Email viruses don't really use technology to spread around from computer to computer. They use psychology. They try to make you feel safe about opening the attachment. Or they try to trick you into opening the attachment. A letter might arrive in your email and say something like...

"These are embarassing pictures of you"

seemingly from a friend and have a seemingly innocent file attached. Pretty tempting to open it isn't it? What are these pictures? Was it from that party last friday?!?

In reality there are no pictures, and the email is not from your friend at all. It's a fake. Many many people are still tricked by this variety of message. Other common tricks are things like purporting to be an official email from microsoft with a patch to protect you, or promising you a hot date, or masquerading as a letter from a friend by including some text you recognize and having your friend's name as the return address.

To get a better feel for how it works all lets look at a typical email virus step by step and see the process. Assuming that the virus is already written by a malicious programmer the steps are...

STEP 1

Someone you know or someone who has your email address is infected with the virus. They were tricked into running it.

STEP 2

They virus runs on their computer silently. They are usually unaware it is running.

STEP 3

The virus searches their computer for other email addresses. For instance it may search your friend's address book in microsoft outlook, or their contact list in microsoft messenger and find your address.

STEP 4

The virus formats an email and attaches a copy of itself to the email. The format of the email varies but it will use a number of tricks. The email might look something like... The email is sent to you.

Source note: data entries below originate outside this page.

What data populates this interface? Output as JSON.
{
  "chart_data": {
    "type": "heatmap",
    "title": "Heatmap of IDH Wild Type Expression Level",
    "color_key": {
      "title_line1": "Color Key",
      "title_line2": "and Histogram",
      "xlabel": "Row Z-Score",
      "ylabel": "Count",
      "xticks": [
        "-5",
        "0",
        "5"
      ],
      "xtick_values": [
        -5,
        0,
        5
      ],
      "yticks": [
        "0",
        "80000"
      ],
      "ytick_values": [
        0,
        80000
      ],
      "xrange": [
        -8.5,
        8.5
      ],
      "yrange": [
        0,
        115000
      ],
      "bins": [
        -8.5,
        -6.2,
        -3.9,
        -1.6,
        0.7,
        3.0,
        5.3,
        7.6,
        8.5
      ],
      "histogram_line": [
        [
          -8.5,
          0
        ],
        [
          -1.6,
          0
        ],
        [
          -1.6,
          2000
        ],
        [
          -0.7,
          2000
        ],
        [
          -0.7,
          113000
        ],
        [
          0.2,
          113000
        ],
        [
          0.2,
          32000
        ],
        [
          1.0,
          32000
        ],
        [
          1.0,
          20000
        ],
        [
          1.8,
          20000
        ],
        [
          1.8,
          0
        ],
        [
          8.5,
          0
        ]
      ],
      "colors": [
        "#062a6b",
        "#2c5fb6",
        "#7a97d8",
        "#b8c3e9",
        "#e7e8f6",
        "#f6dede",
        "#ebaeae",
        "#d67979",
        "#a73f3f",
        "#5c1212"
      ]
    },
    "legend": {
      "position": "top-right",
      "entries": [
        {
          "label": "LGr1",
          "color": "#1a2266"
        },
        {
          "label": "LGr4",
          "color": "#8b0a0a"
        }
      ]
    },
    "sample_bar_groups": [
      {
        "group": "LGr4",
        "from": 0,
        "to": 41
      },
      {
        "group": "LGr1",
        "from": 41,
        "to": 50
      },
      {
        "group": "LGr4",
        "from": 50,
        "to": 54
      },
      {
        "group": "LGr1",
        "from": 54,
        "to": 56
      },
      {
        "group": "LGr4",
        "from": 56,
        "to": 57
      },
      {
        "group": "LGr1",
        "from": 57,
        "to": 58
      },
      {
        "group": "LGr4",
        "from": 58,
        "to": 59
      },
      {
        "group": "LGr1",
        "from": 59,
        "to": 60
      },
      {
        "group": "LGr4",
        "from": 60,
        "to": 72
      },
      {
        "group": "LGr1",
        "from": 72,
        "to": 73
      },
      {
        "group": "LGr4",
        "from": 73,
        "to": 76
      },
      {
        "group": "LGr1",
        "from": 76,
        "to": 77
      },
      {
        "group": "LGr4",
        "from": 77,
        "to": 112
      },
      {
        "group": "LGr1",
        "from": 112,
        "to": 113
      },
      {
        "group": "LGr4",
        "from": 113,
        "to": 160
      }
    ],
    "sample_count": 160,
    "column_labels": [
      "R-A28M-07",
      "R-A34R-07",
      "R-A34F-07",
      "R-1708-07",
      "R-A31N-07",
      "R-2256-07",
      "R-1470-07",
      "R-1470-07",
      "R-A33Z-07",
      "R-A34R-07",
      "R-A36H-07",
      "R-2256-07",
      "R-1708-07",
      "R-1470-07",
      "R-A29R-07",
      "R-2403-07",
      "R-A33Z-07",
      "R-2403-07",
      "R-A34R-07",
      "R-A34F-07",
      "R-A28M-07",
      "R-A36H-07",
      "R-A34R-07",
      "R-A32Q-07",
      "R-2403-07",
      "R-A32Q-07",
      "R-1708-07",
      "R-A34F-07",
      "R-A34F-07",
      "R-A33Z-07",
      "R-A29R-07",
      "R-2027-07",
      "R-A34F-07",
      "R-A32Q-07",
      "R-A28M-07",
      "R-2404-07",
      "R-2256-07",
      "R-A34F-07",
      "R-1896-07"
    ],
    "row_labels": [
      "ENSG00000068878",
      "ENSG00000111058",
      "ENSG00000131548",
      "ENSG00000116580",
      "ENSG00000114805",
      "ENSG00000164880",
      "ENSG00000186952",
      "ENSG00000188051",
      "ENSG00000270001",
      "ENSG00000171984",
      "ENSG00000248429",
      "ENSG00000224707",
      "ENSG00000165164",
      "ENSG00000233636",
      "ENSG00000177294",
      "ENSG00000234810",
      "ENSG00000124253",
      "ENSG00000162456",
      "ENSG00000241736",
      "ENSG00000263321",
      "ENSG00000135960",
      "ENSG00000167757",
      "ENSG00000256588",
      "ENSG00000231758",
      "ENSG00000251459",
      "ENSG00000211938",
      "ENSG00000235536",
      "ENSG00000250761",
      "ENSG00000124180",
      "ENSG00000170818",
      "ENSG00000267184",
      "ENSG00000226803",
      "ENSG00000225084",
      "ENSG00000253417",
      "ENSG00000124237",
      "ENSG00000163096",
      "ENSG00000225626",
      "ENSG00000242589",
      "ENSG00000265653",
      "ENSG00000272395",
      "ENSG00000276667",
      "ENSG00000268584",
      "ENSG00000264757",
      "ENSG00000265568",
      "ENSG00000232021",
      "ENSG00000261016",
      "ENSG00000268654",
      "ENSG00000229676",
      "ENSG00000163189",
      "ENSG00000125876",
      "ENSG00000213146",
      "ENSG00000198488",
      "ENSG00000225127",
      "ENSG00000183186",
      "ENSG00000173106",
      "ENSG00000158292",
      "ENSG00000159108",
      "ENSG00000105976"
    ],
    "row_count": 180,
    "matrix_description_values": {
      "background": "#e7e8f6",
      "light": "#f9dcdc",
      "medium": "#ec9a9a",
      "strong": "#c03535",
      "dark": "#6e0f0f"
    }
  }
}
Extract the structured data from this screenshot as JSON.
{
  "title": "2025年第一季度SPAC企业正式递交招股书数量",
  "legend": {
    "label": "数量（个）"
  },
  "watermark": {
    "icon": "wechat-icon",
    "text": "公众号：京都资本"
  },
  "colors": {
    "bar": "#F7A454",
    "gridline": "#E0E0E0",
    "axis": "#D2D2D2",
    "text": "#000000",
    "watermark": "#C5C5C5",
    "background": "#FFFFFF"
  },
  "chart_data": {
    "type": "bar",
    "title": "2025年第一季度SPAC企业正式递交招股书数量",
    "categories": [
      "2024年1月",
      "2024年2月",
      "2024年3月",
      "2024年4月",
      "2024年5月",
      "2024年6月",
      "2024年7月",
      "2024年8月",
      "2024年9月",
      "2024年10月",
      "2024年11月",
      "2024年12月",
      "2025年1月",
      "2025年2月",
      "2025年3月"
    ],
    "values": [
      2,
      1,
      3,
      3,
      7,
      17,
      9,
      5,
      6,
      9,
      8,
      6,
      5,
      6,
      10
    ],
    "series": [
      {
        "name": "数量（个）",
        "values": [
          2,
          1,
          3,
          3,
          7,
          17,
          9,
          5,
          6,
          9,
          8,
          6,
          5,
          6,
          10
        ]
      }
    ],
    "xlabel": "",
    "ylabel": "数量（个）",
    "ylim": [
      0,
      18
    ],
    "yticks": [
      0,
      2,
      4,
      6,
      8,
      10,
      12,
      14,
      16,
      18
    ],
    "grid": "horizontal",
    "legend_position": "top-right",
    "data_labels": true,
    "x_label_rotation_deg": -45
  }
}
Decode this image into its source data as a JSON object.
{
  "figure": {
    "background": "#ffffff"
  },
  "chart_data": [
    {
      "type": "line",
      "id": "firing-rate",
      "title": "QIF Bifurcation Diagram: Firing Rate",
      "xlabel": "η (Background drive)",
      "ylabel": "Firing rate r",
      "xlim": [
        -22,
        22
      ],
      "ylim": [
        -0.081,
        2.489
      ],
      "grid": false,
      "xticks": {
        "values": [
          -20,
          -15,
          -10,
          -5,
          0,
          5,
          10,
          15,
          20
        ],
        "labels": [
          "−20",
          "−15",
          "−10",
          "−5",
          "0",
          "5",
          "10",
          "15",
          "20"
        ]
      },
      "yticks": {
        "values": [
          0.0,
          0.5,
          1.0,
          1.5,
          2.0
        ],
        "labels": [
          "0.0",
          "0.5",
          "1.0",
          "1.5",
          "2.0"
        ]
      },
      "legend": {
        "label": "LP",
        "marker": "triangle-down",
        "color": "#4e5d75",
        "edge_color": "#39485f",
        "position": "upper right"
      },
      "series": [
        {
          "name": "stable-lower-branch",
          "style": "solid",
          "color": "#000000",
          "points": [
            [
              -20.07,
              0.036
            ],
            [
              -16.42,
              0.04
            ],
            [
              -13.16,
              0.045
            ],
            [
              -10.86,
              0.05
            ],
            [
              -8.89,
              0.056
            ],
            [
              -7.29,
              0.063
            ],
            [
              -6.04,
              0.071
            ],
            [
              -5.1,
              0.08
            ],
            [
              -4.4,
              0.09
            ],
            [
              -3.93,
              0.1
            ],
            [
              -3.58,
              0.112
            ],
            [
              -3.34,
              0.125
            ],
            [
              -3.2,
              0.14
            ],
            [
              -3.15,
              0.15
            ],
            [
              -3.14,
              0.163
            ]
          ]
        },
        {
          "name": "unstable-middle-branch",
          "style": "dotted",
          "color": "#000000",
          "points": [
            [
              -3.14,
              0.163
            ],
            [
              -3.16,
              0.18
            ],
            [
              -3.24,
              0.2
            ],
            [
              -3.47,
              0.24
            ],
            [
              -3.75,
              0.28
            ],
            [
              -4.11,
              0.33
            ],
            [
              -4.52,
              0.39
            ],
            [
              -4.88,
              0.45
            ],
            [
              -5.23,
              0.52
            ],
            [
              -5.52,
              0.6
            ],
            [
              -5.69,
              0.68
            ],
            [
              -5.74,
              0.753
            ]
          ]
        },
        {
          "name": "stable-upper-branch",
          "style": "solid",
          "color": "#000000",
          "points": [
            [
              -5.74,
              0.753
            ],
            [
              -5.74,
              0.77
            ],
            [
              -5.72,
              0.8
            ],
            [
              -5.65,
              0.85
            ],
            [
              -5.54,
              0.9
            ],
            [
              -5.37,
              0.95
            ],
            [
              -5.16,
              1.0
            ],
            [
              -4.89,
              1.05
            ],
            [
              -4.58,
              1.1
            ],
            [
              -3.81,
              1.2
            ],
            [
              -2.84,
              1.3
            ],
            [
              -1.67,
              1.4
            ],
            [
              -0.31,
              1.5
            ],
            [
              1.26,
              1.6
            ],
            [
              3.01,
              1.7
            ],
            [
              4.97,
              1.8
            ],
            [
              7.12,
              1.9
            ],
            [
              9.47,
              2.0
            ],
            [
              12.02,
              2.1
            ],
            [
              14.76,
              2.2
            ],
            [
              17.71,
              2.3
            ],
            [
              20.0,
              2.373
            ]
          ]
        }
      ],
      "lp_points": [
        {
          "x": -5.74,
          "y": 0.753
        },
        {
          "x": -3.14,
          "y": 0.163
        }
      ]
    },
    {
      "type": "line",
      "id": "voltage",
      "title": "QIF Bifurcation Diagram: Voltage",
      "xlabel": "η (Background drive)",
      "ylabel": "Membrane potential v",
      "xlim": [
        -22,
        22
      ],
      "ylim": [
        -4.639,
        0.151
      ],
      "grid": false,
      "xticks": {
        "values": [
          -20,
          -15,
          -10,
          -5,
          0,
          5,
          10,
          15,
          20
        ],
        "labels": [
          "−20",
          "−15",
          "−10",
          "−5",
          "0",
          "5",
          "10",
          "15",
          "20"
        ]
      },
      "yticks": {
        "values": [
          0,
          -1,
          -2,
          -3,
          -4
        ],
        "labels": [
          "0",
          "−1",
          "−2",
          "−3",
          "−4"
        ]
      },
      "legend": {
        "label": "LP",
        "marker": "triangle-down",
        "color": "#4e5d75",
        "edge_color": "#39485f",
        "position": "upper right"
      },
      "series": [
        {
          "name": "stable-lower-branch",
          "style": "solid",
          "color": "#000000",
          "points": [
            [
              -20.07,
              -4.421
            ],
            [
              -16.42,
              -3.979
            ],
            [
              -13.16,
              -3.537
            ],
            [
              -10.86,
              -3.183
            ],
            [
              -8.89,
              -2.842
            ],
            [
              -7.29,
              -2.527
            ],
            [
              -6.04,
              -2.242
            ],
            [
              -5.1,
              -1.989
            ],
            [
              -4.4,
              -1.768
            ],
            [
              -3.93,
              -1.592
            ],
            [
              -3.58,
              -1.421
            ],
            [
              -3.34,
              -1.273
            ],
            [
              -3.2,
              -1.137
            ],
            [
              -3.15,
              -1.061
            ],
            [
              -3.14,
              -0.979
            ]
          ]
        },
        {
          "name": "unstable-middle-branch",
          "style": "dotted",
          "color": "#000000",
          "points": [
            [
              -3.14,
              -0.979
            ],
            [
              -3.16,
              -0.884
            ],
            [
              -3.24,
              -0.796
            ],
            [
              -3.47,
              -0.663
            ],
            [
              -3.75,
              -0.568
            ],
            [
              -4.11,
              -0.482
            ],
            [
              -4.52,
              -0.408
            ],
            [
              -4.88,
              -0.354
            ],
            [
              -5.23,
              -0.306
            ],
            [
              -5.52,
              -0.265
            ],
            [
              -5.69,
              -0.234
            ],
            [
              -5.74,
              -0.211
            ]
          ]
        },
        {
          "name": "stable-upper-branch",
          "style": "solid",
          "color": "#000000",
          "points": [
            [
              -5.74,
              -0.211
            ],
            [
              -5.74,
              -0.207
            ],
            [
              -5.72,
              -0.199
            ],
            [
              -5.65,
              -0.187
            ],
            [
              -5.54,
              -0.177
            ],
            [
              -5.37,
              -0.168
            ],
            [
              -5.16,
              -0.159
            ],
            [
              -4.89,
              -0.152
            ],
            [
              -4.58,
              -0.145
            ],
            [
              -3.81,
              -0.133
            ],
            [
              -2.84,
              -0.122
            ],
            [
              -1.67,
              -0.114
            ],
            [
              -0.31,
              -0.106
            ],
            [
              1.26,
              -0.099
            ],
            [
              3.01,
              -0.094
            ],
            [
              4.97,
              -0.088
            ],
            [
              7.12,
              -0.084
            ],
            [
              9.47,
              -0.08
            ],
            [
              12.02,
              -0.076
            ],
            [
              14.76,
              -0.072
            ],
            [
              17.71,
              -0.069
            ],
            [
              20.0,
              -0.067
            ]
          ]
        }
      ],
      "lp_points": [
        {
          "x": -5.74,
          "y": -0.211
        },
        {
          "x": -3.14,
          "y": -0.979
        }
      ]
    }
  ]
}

You see how the email is tricky. It looks like it came from a friend of yours. He seems to be trying to help you out. But really it came from someone else and all the text is just a trick.

STEP 5

You are tricked by the virus and you run the program attached in order to protect your computer. The virus runs silently on your computer and we start over at step 1.

In practice the viruses use several tricks to try and get you to run them. They are not always easy to spot because the tricks are good. Sometimes they will even include in the email, bits of text from other emails you sent. So you might get an email talking about a party you attended. It seems like a very personal email containing information only you or your friend shoul know about, but it's just another trick.

I'll end this article by mentioning that I receive many of these viruses every day and many of them are seemingly from my own company. That is.. they are formatted to look like they are being sent by Twilight Games even though they are not. If you receive email from Twilight or another ineternet based company with a small attachment, chances are what you're getting is a virus from someone else's computer. If you're not sure or you're waiting for an important attachment, feel free to write the person that sent it and ask them if they really sent you something or not. A quick check like that will often reveal whether it should be deleted. And of course, if you're not familiar with computers consider running a virus detection program like norton antivirus which will stop the virus from infecting your machine if you accidentally try to run it.